DBW: We have to understand that the reason rap is so controversial is that it reflects the reality of lower-class black youth. And this reality has come into conflict with the black bourgeoisie, the black middle-class professionals who want to portray themselves as the success story of African America. Culture is a legitimate arena of the struggle for liberation. Just like rock in its initial form was a music of rebellion, a music that expressed the nihilism of white youth who were fed up with this white mom-and-pop picket-fence reality that didn't reflect the terror that was going on behind the picket fence...you know? The rape and brutalization of youth behind the picket fence.
 
So look at rap music and look at where it came from. It came from out of the South Bronx. It came out of Brownsville, it came out of Harlem. These were kids who had no place to go, who had no movement to go to, because the Panthers were destroyed, to whom a hero was nothing but a fish sandwich.

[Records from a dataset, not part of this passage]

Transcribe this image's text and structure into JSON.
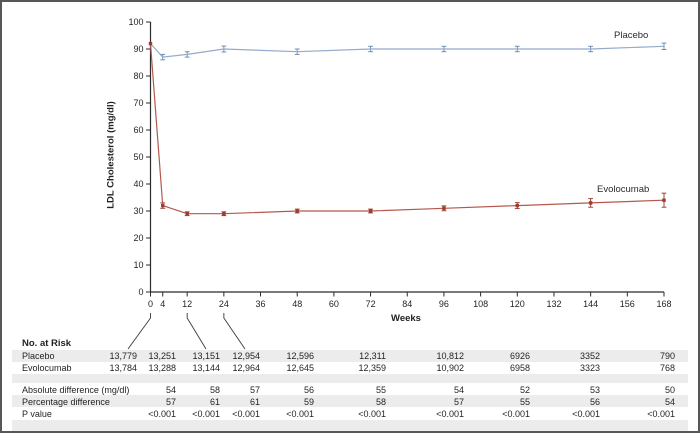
{
  "colors": {
    "placebo_line": "#94abc9",
    "placebo_error": "#6f8fba",
    "evolocumab_line": "#b4594c",
    "evolocumab_marker": "#9c3b30",
    "axis": "#2b2b2b",
    "text": "#231f20",
    "stripe": "#ececec"
  },
  "chart_data": {
    "type": "line",
    "title": "",
    "xlabel": "Weeks",
    "ylabel": "LDL Cholesterol (mg/dl)",
    "xlim": [
      0,
      168
    ],
    "ylim": [
      0,
      100
    ],
    "x_ticks": [
      0,
      4,
      12,
      24,
      36,
      48,
      60,
      72,
      84,
      96,
      108,
      120,
      132,
      144,
      156,
      168
    ],
    "y_ticks": [
      0,
      10,
      20,
      30,
      40,
      50,
      60,
      70,
      80,
      90,
      100
    ],
    "grid": false,
    "legend_position": "inline-end-labels",
    "series": [
      {
        "name": "Placebo",
        "color": "#94abc9",
        "error_color": "#6f8fba",
        "marker": "none",
        "x": [
          0,
          4,
          12,
          24,
          48,
          72,
          96,
          120,
          144,
          168
        ],
        "y": [
          92,
          87,
          88,
          90,
          89,
          90,
          90,
          90,
          90,
          91
        ],
        "err": [
          0,
          1,
          1,
          1.1,
          1,
          1,
          1,
          1,
          1,
          1.2
        ]
      },
      {
        "name": "Evolocumab",
        "color": "#b4594c",
        "error_color": "#a04338",
        "marker": "square",
        "marker_color": "#9c3b30",
        "x": [
          0,
          4,
          12,
          24,
          48,
          72,
          96,
          120,
          144,
          168
        ],
        "y": [
          92,
          32,
          29,
          29,
          30,
          30,
          31,
          32,
          33,
          34
        ],
        "err": [
          0,
          1,
          0.7,
          0.7,
          0.7,
          0.7,
          0.9,
          1.1,
          1.6,
          2.6
        ]
      }
    ]
  },
  "risk_table": {
    "title": "No. at Risk",
    "rows": [
      {
        "label": "Placebo",
        "values": [
          "13,779",
          "13,251",
          "13,151",
          "12,954",
          "12,596",
          "12,311",
          "10,812",
          "6926",
          "3352",
          "790"
        ]
      },
      {
        "label": "Evolocumab",
        "values": [
          "13,784",
          "13,288",
          "13,144",
          "12,964",
          "12,645",
          "12,359",
          "10,902",
          "6958",
          "3323",
          "768"
        ]
      }
    ]
  },
  "stats_table": {
    "rows": [
      {
        "label": "Absolute difference (mg/dl)",
        "values": [
          "54",
          "58",
          "57",
          "56",
          "55",
          "54",
          "52",
          "53",
          "50"
        ]
      },
      {
        "label": "Percentage difference",
        "values": [
          "57",
          "61",
          "61",
          "59",
          "58",
          "57",
          "55",
          "56",
          "54"
        ]
      },
      {
        "label": "P value",
        "values": [
          "<0.001",
          "<0.001",
          "<0.001",
          "<0.001",
          "<0.001",
          "<0.001",
          "<0.001",
          "<0.001",
          "<0.001"
        ]
      }
    ]
  }
}
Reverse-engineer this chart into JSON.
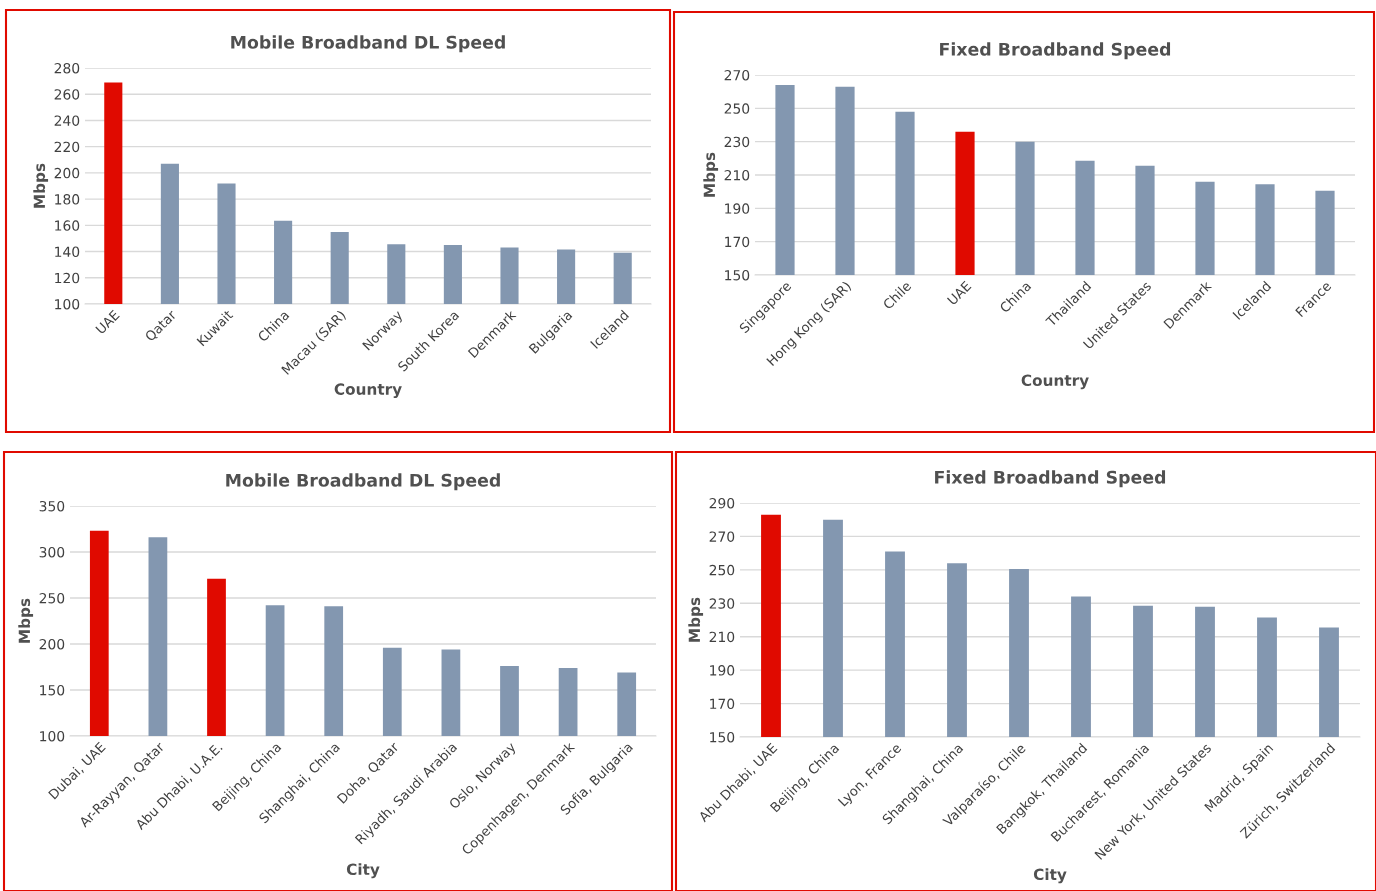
{
  "chart_data": [
    {
      "type": "bar",
      "title": "Mobile Broadband DL Speed",
      "xlabel": "Country",
      "ylabel": "Mbps",
      "categories": [
        "UAE",
        "Qatar",
        "Kuwait",
        "China",
        "Macau (SAR)",
        "Norway",
        "South Korea",
        "Denmark",
        "Bulgaria",
        "Iceland"
      ],
      "values": [
        269,
        207,
        192,
        163.5,
        155,
        145.5,
        145,
        143,
        141.5,
        139
      ],
      "colors": [
        "#e00a00",
        "#8397b0",
        "#8397b0",
        "#8397b0",
        "#8397b0",
        "#8397b0",
        "#8397b0",
        "#8397b0",
        "#8397b0",
        "#8397b0"
      ],
      "ylim": [
        100,
        280
      ],
      "yticks": [
        100,
        120,
        140,
        160,
        180,
        200,
        220,
        240,
        260,
        280
      ],
      "grid": "y"
    },
    {
      "type": "bar",
      "title": "Fixed Broadband Speed",
      "xlabel": "Country",
      "ylabel": "Mbps",
      "categories": [
        "Singapore",
        "Hong Kong (SAR)",
        "Chile",
        "UAE",
        "China",
        "Thailand",
        "United States",
        "Denmark",
        "Iceland",
        "France"
      ],
      "values": [
        264,
        263,
        248,
        236,
        230,
        218.5,
        215.5,
        206,
        204.5,
        200.5
      ],
      "colors": [
        "#8397b0",
        "#8397b0",
        "#8397b0",
        "#e00a00",
        "#8397b0",
        "#8397b0",
        "#8397b0",
        "#8397b0",
        "#8397b0",
        "#8397b0"
      ],
      "ylim": [
        150,
        270
      ],
      "yticks": [
        150,
        170,
        190,
        210,
        230,
        250,
        270
      ],
      "grid": "y"
    },
    {
      "type": "bar",
      "title": "Mobile Broadband DL Speed",
      "xlabel": "City",
      "ylabel": "Mbps",
      "categories": [
        "Dubai, UAE",
        "Ar-Rayyan, Qatar",
        "Abu Dhabi, U.A.E.",
        "Beijing, China",
        "Shanghai, China",
        "Doha, Qatar",
        "Riyadh, Saudi Arabia",
        "Oslo, Norway",
        "Copenhagen, Denmark",
        "Sofia, Bulgaria"
      ],
      "values": [
        323,
        316,
        271,
        242,
        241,
        196,
        194,
        176,
        174,
        169
      ],
      "colors": [
        "#e00a00",
        "#8397b0",
        "#e00a00",
        "#8397b0",
        "#8397b0",
        "#8397b0",
        "#8397b0",
        "#8397b0",
        "#8397b0",
        "#8397b0"
      ],
      "ylim": [
        100,
        350
      ],
      "yticks": [
        100,
        150,
        200,
        250,
        300,
        350
      ],
      "grid": "y"
    },
    {
      "type": "bar",
      "title": "Fixed Broadband Speed",
      "xlabel": "City",
      "ylabel": "Mbps",
      "categories": [
        "Abu Dhabi, UAE",
        "Beijing, China",
        "Lyon, France",
        "Shanghai, China",
        "Valparaíso, Chile",
        "Bangkok, Thailand",
        "Bucharest, Romania",
        "New York, United States",
        "Madrid, Spain",
        "Zürich, Switzerland"
      ],
      "values": [
        283,
        280,
        261,
        254,
        250.5,
        234,
        228.5,
        228,
        221.5,
        215.5
      ],
      "colors": [
        "#e00a00",
        "#8397b0",
        "#8397b0",
        "#8397b0",
        "#8397b0",
        "#8397b0",
        "#8397b0",
        "#8397b0",
        "#8397b0",
        "#8397b0"
      ],
      "ylim": [
        150,
        290
      ],
      "yticks": [
        150,
        170,
        190,
        210,
        230,
        250,
        270,
        290
      ],
      "grid": "y"
    }
  ]
}
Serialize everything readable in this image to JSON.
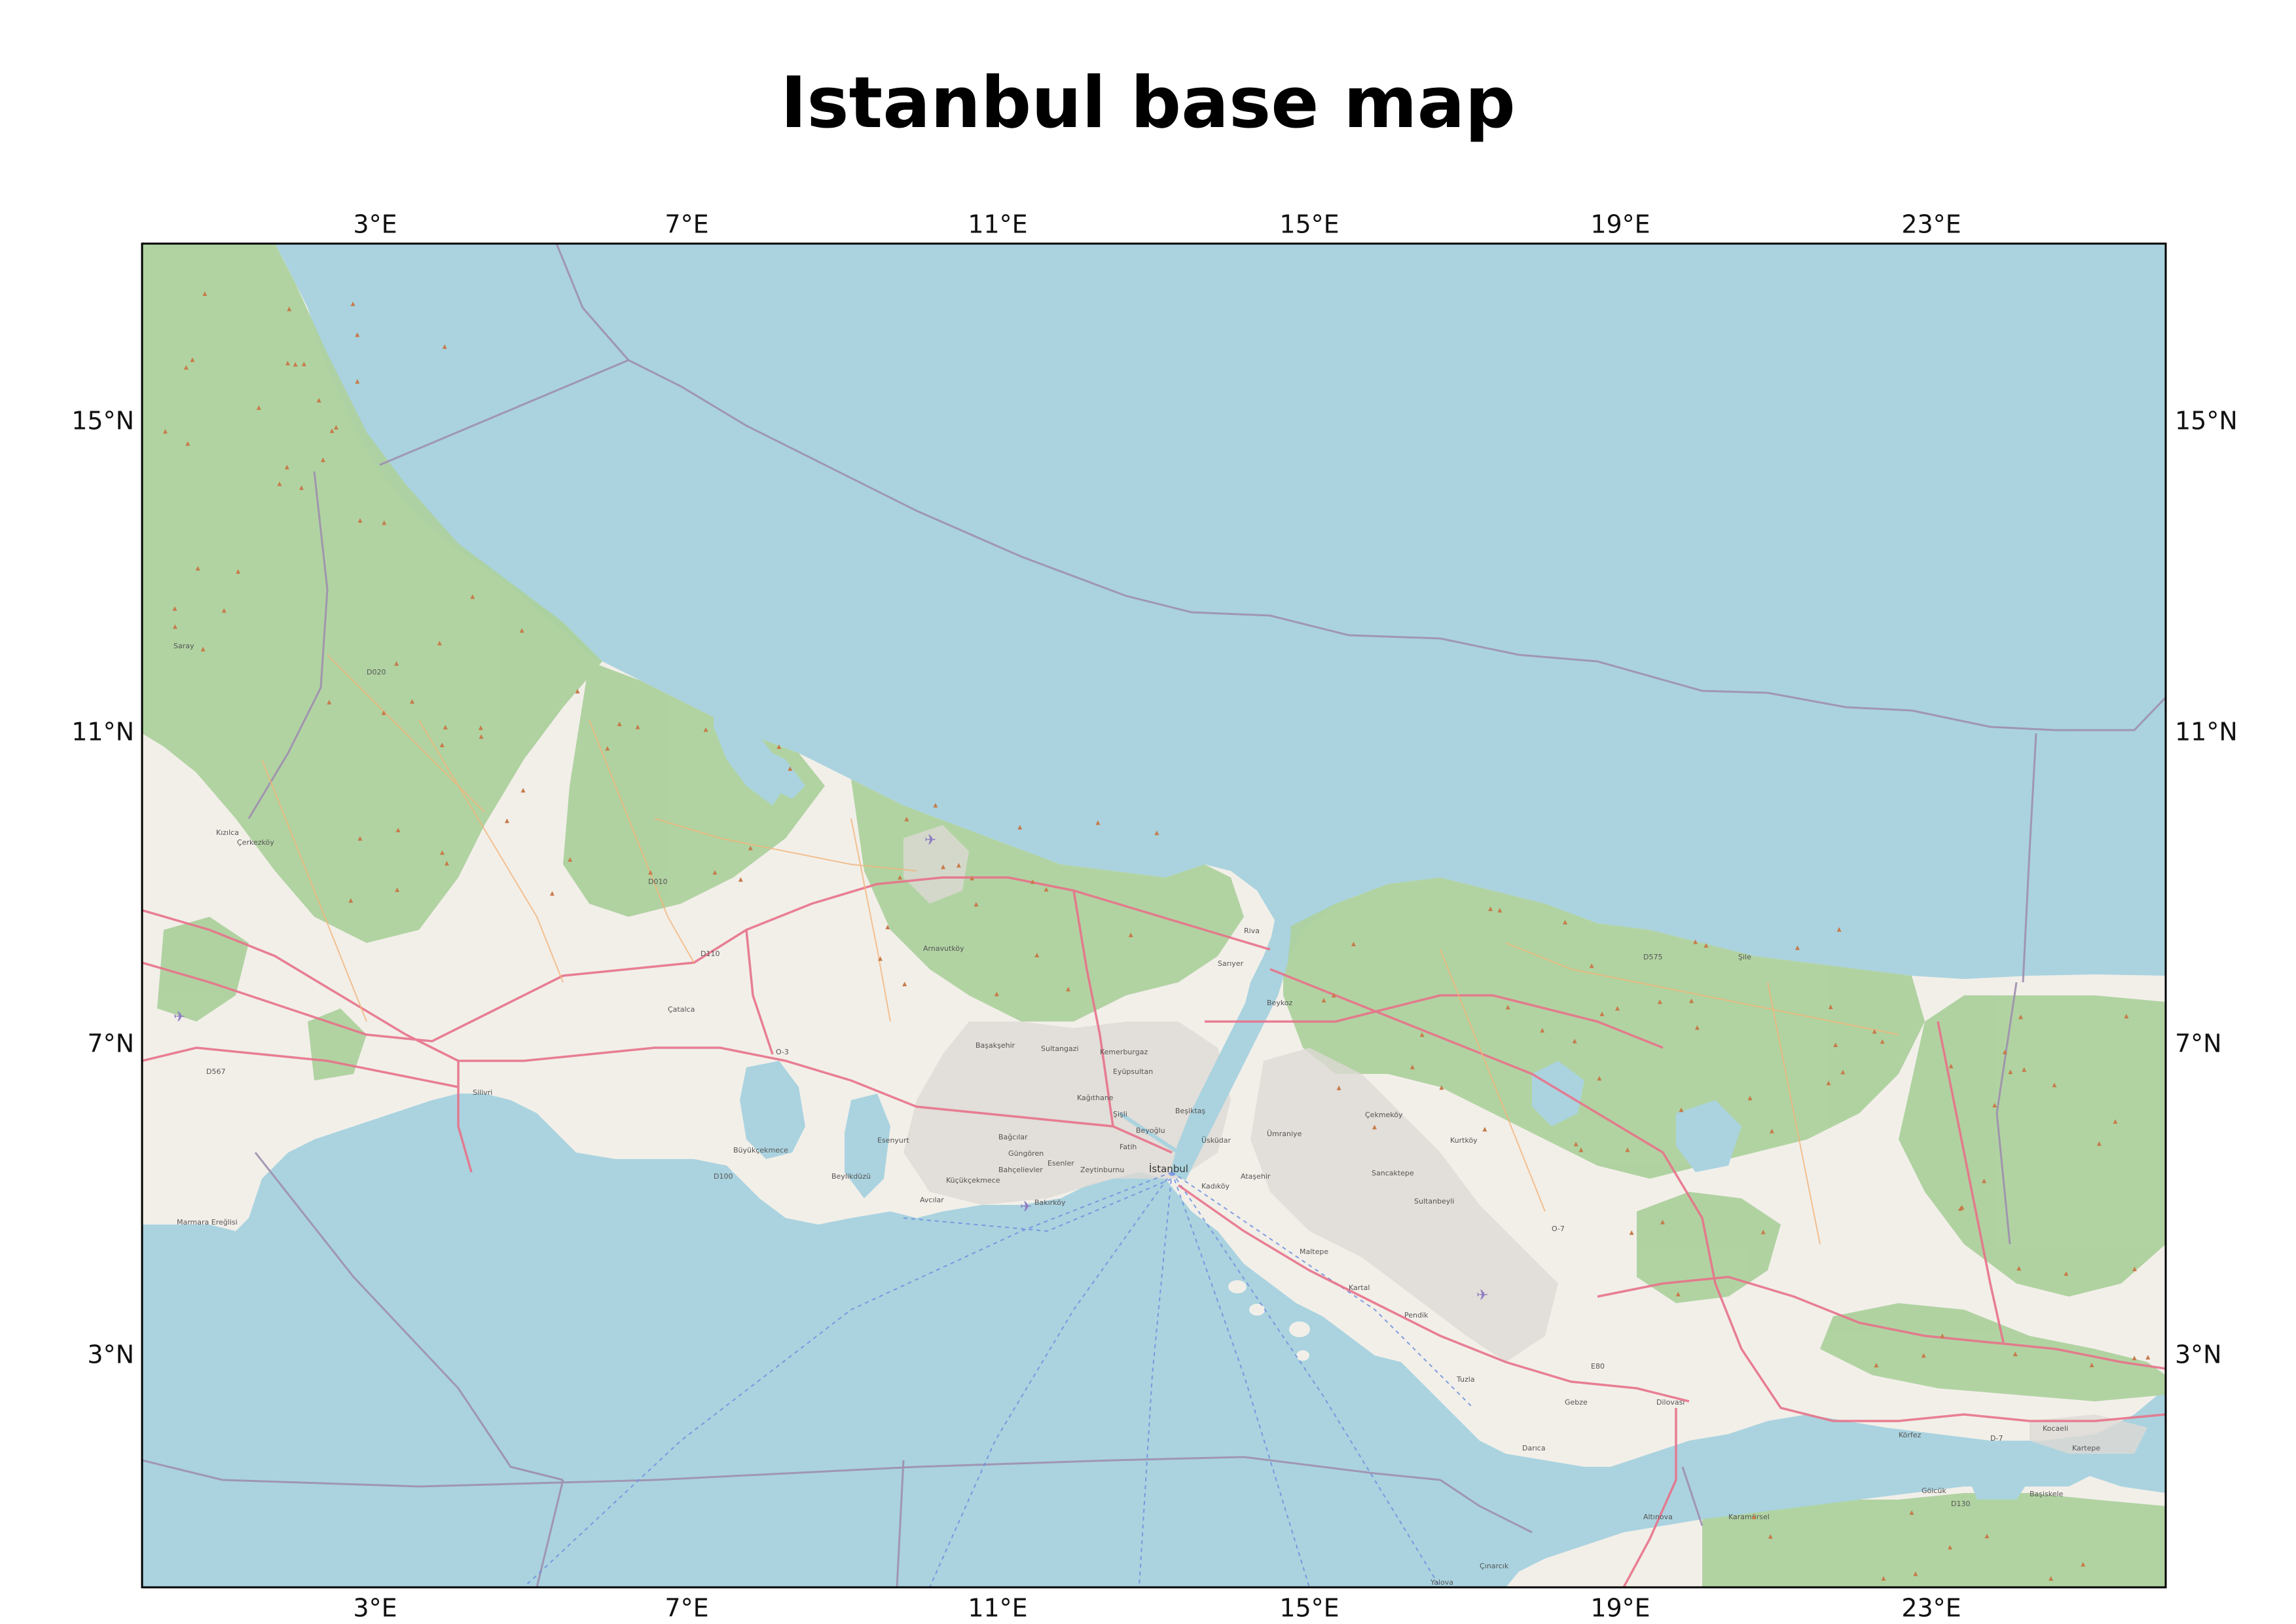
{
  "title": "Istanbul base map",
  "axes": {
    "x_ticks": [
      "3°E",
      "7°E",
      "11°E",
      "15°E",
      "19°E",
      "23°E"
    ],
    "y_ticks": [
      "15°N",
      "11°N",
      "7°N",
      "3°N"
    ]
  },
  "map": {
    "extent_lon": [
      0,
      26
    ],
    "extent_lat": [
      0,
      17.3
    ],
    "colors": {
      "sea": "#aad3df",
      "land": "#f2efe9",
      "forest": "#add19e",
      "road_major": "#e8728a",
      "road_minor": "#f2b47a",
      "boundary": "#9e8fae",
      "ferry": "#6d8fe0",
      "frame": "#000000"
    },
    "place_labels": [
      "Saray",
      "Kızılca",
      "Çerkezköy",
      "Çatalca",
      "Silivri",
      "Arnavutköy",
      "Başakşehir",
      "Sultangazi",
      "Esenyurt",
      "Beylikdüzü",
      "Avcılar",
      "Küçükçekmece",
      "Bağcılar",
      "Bahçelievler",
      "Zeytinburnu",
      "Eyüpsultan",
      "Sarıyer",
      "Beşiktaş",
      "Beykoz",
      "Üsküdar",
      "Kadıköy",
      "Ataşehir",
      "Ümraniye",
      "Çekmeköy",
      "Sancaktepe",
      "Sultanbeyli",
      "Maltepe",
      "Kartal",
      "Pendik",
      "Tuzla",
      "Gebze",
      "Darıca",
      "Dilovası",
      "Kocaeli",
      "Körfez",
      "Kartepe",
      "Şile",
      "Yalova",
      "Çınarcık",
      "Altınova",
      "Karamürsel",
      "Başiskele",
      "Gölcük",
      "Marmara Ereğlisi",
      "Büyükçekmece",
      "Beyoğlu",
      "Fatih",
      "Şişli",
      "Kağıthane",
      "Bakırköy",
      "İstanbul",
      "Esenler",
      "Güngören",
      "Kemerburgaz",
      "Riva",
      "Kurtköy"
    ],
    "road_labels": [
      "D020",
      "D100",
      "D010",
      "O-3",
      "O-7",
      "E80",
      "D110",
      "D130",
      "D567",
      "D575",
      "D-7"
    ],
    "city_label": "İstanbul"
  }
}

So they would gather together in the park or in the basement of vacant building and they would play tapes and rap over the music, or they would go get their mom's and pop's old records and scratch on them, and they created a whole genre of music that was first attacked as being transitory, irrelevant. But it was white males who controlled the music industry that made gangsta rap - the 2 Live Crew genre of rap, the misogynist rap, the homophobic rap - the type of rap that was popular. They didn't gravitate towards the positive rap, because most of the positive rap was black nationalist, that reflected the ideology of organizations like the Black Panther Party. You see? This genre of rap was completely ignored.
 
But at the same time it enjoyed a considerable amount of credibility in the African American community, among the youth. A lot of the DJs came from this scene. They were taken out of the clubs and put on the streets overnight, like Red Alert, Dr. Dre. Some of them came out of the black bourgeoisie and had street affectations, but many of them came up out of that milieu.
 
And it was activists who had a problem with misogynist rap, it was activists - myself and others - who had a problem with homophobic rap, that had a problem with reactionary rap, and criticized the rappers for this. And it was only after the rappers began to respond to us in a positive way, to search out images of Malcolm and the Black Panther Party, that the black bourgeoisie came up and started talking about how they weren't gonna take it no more. Black clergy led demonstrations against rap, and some of the major black stations like 107.5 WBLS in this city - owned by Inner City Broadcasting of Percy Sutton, who was Malcolm's lawyer and is also a big businessman in this city - started playing what they called "classic soul." Now, classic soul was the music of my generation, OK? But the "classic soul" that they played was classic soul that didn't have no political message either - I mean the love songs, ballads and so forth.
 
BW: What's your message today to the kids in Bed Stuy and the South Bronx?
 
DBW: The same message that the Black Panther Party called forth. That they organize to defend the integrity of the African American community on all levels, and that they understand that because violence is as American as apple pie, they have to organize the community's capacity to carry out revolutionary violence in its own self-interest. I say that with the proviso that as long as we don't have control over law enforcement agencies that brutalize and murder us, then we have to deal with racist attack on that level.
 
BW: And what's your message to white folks who are going to be reading this?
 
DBW: They have to really understand that the European nation-state that they live in sees all of its citizens as its enemy, and unless they stop the consolidation of those forces of the rich who are in control of this state, that are determining the parameters of debate, that are increasingly encroaching on our democratic rights - unless they wake up and deal with this, then all of us are going to be subjected to the same type of repression and control. Fascism isn't just a word. It's the organization of state power and finance capital into a system that controls everybody.